The following the second part of some excerpts I took from an article I read in the Harvard Business Review. It comes from an article titled "The New Science of Building Great Teams," by Alex "Sandy" Pentland:
THE KEY ELEMENTS OF COMMUNICATION
In our research we identified three aspects of communication that affect team performance. The first is energy, which we measure by the number and the nature of exchanges among team members. A single exchange is defined as comment and some acknowledgement – for example, a “yes” or a nod of the head. Normal conversations are often made up of many of these exchanges, and in a team setting more than one exchange may be going on at one time.
The most valuable form of communication is face-to-face. The next most valuable is by phone or videoconference, but with a caveat: Those technologies become less effective as more people participate in the call or conference. The least valuable forms of communication are e-mail and texting.

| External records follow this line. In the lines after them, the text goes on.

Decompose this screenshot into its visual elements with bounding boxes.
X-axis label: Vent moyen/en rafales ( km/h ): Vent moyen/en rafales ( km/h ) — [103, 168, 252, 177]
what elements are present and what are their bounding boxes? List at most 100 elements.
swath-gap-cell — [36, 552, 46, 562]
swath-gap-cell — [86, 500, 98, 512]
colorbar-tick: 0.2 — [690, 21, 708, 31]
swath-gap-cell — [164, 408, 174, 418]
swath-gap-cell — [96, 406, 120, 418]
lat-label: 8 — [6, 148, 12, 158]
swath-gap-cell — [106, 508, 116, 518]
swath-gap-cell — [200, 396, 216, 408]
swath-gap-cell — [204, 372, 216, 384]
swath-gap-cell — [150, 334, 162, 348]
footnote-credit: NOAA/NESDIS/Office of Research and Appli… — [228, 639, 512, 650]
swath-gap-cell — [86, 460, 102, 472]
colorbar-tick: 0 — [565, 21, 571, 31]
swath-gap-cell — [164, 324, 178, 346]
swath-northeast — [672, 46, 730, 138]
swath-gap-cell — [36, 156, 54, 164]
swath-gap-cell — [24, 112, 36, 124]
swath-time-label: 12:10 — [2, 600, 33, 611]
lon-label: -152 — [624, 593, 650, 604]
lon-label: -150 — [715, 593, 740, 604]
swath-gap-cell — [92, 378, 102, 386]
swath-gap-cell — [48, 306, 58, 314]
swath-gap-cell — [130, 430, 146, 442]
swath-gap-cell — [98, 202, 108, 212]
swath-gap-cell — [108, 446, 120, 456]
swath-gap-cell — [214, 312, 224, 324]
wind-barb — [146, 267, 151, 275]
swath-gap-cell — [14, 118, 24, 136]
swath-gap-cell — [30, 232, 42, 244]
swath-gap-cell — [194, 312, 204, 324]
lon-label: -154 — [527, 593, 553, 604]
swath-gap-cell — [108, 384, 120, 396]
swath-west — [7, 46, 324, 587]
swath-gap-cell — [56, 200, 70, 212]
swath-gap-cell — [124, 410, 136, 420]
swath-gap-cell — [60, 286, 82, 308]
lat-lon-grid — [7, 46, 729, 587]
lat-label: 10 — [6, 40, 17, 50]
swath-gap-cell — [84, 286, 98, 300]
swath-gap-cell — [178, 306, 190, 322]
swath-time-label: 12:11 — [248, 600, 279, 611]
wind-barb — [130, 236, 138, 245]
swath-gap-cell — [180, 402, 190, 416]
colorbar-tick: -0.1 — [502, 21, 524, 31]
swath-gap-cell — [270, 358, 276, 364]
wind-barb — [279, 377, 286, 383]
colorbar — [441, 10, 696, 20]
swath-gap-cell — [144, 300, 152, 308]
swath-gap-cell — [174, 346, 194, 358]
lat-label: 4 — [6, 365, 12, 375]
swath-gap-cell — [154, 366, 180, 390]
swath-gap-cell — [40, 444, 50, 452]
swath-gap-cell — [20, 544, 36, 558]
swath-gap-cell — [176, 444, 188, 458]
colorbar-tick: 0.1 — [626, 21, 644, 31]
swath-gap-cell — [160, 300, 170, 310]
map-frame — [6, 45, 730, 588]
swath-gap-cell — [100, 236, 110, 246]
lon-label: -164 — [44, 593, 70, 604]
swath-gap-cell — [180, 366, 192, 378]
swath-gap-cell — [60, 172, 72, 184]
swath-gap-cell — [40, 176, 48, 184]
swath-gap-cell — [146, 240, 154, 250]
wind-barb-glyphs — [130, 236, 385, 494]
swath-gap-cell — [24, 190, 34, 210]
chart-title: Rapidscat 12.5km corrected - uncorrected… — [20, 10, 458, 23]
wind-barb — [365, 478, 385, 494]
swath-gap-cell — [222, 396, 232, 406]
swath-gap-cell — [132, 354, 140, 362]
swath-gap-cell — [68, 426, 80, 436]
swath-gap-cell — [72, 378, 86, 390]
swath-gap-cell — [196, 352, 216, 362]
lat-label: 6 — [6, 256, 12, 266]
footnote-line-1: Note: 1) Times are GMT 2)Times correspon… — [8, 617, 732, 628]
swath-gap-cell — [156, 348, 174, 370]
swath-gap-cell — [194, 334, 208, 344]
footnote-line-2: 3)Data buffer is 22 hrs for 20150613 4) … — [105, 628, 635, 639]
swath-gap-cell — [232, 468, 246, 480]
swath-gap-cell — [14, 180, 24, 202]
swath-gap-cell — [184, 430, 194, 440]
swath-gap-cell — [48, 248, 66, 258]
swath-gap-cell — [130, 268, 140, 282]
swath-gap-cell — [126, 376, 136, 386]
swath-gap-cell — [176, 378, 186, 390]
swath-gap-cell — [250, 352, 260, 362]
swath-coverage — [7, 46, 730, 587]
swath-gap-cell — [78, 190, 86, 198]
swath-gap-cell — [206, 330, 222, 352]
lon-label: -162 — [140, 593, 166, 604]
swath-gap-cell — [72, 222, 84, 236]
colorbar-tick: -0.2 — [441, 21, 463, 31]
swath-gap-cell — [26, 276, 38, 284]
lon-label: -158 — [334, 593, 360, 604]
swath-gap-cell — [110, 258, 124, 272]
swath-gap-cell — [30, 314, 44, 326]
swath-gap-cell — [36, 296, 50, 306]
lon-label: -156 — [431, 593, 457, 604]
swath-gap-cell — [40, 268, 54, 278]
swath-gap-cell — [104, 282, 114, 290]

The second straight important dimension of communication is engagement, which reflects the distribution of energy among team members. In a simple three-person team, engagement is a function of the average amount of energy between A and B, A and C, and B and C. If all members of a team have relatively equal and reasonably high energy with all other members, engagement is extremely strong. Teams that have clusters of members who engage in high-energy communication while other members do not participate don’t perform as well.
The third critical dimension, exploration, involves communication that members engage in outside their team. Exploration essentially is the energy between a team and the other teams it interacts with. Higher-performing teams seek more outside connections, we’ve found.